Land-constrained Singapore, for instance, ranked 16th in the deforestation indicator. The city-state is one of the densest population centers in the world, and has cut down forests to clear space for further settlement and urbanization.

Building Back Better From COVID-19

Despite the damage that COVID-19 has caused, there are some silver linings. This includes the environmental benefits experienced by China, where lockdowns reduced carbon emissions by 200 million tonnes in a single month. It’s been estimated that after two months, China’s reduced pollution levels saved the lives of 77,000 people.
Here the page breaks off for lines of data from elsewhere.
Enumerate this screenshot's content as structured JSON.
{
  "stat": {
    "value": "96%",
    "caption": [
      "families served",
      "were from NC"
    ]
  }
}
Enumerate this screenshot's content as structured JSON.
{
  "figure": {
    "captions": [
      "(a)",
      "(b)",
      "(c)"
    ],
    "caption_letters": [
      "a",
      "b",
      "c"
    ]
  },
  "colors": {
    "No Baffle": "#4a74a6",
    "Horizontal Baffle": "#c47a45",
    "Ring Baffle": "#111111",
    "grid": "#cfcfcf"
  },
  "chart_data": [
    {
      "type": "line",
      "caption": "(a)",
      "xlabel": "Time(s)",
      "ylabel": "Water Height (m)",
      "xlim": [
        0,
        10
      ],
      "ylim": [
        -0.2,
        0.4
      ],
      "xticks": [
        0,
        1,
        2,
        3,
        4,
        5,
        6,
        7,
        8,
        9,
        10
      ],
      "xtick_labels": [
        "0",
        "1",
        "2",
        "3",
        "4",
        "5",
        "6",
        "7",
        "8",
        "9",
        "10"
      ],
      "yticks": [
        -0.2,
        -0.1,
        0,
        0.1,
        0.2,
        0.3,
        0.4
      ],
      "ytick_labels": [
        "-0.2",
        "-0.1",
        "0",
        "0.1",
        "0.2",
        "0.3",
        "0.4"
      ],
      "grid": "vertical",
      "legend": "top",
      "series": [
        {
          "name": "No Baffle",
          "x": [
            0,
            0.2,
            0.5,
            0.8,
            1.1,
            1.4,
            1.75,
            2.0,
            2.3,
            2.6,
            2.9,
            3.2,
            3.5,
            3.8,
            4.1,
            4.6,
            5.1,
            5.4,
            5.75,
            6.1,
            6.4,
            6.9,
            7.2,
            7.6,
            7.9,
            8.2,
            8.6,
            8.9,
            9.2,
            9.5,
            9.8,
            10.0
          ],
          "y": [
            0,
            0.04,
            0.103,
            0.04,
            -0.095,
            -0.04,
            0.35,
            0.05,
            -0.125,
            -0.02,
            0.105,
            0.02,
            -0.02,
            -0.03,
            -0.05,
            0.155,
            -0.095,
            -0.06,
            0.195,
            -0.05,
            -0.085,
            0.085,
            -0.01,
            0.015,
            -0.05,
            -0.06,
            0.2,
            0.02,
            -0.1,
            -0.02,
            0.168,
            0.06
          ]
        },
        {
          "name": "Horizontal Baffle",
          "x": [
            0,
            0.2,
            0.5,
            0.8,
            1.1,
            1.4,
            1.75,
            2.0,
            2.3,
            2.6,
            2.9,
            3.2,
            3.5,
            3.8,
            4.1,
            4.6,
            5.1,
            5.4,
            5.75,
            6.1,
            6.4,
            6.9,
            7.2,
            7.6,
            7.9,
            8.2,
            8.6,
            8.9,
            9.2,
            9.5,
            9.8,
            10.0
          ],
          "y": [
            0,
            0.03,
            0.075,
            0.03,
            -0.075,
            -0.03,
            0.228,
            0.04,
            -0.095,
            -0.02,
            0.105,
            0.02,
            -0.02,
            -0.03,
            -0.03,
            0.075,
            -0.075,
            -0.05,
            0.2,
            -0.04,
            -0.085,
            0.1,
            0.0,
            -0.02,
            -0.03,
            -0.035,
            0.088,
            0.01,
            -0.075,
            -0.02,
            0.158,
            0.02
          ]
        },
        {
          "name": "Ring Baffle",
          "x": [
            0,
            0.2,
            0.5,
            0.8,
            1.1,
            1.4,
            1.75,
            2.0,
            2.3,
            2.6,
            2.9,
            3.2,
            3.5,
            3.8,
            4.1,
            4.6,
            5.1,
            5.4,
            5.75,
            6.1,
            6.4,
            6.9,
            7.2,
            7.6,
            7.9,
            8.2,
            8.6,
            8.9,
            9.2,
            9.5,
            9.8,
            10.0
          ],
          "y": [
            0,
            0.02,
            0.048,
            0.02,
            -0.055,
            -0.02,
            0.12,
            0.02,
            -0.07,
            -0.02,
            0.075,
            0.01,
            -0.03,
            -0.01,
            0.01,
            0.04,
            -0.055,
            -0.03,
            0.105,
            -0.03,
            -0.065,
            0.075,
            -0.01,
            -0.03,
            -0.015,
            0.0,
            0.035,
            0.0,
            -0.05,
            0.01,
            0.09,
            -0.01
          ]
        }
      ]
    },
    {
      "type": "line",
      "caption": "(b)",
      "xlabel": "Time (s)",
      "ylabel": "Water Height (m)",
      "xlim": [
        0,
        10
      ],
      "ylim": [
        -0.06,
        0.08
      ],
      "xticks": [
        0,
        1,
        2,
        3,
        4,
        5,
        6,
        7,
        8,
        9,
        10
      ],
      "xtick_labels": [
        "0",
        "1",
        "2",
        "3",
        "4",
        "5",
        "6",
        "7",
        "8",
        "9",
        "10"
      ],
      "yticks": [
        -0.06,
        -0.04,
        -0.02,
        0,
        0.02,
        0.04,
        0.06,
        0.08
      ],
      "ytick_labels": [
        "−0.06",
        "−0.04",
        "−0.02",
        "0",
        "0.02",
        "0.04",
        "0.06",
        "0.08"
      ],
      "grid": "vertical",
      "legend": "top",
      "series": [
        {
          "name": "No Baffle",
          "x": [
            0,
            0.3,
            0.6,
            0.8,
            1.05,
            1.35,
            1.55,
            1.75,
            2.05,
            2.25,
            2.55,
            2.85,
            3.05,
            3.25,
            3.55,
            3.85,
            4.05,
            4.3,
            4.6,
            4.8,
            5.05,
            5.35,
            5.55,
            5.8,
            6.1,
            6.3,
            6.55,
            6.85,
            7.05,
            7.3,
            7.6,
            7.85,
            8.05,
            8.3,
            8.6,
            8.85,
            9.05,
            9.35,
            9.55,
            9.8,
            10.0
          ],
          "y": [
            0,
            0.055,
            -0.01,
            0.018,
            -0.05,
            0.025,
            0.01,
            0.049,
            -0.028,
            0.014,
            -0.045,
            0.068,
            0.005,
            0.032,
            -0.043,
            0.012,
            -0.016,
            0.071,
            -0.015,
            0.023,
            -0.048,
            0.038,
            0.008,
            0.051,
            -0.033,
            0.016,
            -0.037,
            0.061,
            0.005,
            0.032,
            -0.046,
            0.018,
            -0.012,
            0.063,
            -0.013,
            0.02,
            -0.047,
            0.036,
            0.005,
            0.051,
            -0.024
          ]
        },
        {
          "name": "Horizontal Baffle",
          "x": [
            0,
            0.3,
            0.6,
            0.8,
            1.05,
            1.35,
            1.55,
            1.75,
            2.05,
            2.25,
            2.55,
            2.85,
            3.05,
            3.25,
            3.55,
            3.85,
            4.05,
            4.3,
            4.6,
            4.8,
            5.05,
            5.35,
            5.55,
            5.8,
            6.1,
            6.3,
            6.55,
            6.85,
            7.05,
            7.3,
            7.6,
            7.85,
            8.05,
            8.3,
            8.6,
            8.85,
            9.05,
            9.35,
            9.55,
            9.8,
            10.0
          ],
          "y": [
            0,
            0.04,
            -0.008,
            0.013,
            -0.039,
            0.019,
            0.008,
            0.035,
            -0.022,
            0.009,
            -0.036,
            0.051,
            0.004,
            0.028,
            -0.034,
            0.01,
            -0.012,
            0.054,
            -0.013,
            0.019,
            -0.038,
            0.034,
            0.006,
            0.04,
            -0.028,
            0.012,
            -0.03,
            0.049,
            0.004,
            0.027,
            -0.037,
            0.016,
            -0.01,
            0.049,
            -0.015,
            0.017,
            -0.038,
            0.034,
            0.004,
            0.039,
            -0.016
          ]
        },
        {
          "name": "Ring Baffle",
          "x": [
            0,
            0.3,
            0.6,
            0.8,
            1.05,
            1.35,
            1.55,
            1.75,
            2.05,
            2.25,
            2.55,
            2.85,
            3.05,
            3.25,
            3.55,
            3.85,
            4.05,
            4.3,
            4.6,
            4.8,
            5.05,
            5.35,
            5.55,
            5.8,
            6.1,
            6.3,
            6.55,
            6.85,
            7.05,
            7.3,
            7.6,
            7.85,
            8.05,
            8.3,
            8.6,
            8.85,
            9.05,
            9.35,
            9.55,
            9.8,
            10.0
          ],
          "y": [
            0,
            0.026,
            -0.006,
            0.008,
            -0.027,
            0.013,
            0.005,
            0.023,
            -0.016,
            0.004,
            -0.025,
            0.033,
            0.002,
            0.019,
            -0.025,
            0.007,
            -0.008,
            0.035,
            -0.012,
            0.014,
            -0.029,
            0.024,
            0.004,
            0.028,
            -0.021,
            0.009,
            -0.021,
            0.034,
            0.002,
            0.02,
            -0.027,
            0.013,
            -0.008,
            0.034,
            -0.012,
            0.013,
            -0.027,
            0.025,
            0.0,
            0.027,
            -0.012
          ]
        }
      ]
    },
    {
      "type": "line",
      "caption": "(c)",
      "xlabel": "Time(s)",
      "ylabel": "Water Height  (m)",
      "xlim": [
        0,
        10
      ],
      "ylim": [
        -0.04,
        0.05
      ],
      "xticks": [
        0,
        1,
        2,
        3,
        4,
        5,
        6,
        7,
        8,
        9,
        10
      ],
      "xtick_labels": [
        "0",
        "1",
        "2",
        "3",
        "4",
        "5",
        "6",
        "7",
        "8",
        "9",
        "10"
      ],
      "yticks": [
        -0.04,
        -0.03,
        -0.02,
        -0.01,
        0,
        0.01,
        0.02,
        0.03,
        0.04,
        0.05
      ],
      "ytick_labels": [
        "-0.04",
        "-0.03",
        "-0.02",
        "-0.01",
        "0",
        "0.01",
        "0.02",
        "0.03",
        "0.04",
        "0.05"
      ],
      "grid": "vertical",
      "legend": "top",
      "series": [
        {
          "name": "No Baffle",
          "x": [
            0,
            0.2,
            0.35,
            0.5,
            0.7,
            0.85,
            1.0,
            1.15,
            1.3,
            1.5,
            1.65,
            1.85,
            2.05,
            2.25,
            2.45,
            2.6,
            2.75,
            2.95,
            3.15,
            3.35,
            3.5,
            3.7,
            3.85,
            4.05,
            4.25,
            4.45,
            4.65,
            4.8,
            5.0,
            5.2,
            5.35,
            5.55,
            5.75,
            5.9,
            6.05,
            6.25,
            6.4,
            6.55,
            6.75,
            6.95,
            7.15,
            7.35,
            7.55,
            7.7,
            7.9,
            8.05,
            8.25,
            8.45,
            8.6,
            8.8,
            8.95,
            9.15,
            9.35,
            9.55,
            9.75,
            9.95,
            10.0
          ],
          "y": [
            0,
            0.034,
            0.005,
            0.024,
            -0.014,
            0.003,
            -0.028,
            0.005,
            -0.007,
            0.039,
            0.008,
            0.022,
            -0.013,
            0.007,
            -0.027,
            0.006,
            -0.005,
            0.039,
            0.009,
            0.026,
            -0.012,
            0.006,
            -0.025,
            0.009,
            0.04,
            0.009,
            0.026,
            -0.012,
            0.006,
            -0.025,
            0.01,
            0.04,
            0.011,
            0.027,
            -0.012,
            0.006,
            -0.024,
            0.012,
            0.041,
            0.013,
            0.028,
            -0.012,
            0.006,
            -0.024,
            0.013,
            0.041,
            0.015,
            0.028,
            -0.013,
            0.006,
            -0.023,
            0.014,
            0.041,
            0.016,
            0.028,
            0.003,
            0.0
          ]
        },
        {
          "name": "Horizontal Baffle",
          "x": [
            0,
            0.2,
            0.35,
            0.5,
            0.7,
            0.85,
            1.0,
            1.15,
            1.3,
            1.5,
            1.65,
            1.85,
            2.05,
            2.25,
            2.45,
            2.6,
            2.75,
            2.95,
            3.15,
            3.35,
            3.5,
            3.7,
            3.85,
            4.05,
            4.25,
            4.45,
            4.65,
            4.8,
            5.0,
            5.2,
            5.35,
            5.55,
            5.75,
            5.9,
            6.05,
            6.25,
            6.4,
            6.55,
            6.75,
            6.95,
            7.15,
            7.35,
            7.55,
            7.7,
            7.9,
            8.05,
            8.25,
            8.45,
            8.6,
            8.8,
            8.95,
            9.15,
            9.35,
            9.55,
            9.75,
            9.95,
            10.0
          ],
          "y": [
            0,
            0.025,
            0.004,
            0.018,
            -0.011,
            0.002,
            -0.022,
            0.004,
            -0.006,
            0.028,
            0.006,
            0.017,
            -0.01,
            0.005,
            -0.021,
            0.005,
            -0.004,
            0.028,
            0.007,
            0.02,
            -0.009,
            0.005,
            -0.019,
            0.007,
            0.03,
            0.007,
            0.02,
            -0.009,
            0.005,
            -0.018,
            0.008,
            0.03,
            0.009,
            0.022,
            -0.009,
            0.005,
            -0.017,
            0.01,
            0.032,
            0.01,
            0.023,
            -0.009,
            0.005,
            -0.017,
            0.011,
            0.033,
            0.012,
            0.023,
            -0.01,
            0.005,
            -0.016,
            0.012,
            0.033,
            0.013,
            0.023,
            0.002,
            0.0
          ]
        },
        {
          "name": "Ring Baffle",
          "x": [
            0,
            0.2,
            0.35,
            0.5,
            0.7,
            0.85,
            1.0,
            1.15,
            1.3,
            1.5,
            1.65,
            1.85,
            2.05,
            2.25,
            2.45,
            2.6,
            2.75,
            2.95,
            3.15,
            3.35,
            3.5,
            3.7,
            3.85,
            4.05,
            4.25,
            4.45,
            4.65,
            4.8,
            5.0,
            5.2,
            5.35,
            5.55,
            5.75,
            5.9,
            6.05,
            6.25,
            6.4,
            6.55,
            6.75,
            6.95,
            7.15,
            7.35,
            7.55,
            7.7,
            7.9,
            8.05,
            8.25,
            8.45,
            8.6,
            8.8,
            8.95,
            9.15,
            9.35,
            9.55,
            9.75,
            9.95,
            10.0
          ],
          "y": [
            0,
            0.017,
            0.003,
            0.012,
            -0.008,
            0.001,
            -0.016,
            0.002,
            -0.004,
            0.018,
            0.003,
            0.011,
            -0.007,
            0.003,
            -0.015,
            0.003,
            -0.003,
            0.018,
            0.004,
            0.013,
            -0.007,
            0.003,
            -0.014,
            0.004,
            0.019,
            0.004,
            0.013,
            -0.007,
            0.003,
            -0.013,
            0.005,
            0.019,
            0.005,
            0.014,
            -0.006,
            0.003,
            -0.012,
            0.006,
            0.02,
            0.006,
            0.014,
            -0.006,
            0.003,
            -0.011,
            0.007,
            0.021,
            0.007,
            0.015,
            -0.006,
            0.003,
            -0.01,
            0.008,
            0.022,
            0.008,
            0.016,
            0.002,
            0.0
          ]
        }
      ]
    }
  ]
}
These temporary improvements are an explicit reminder of the environmental and social costs associated with economic growth. In response, governments in Asia are taking steps to ensure the long-term sustainability of their nations. Japan and South Korea both announced their commitments to achieving carbon neutrality by 2050, while China set a similar goal for 2060.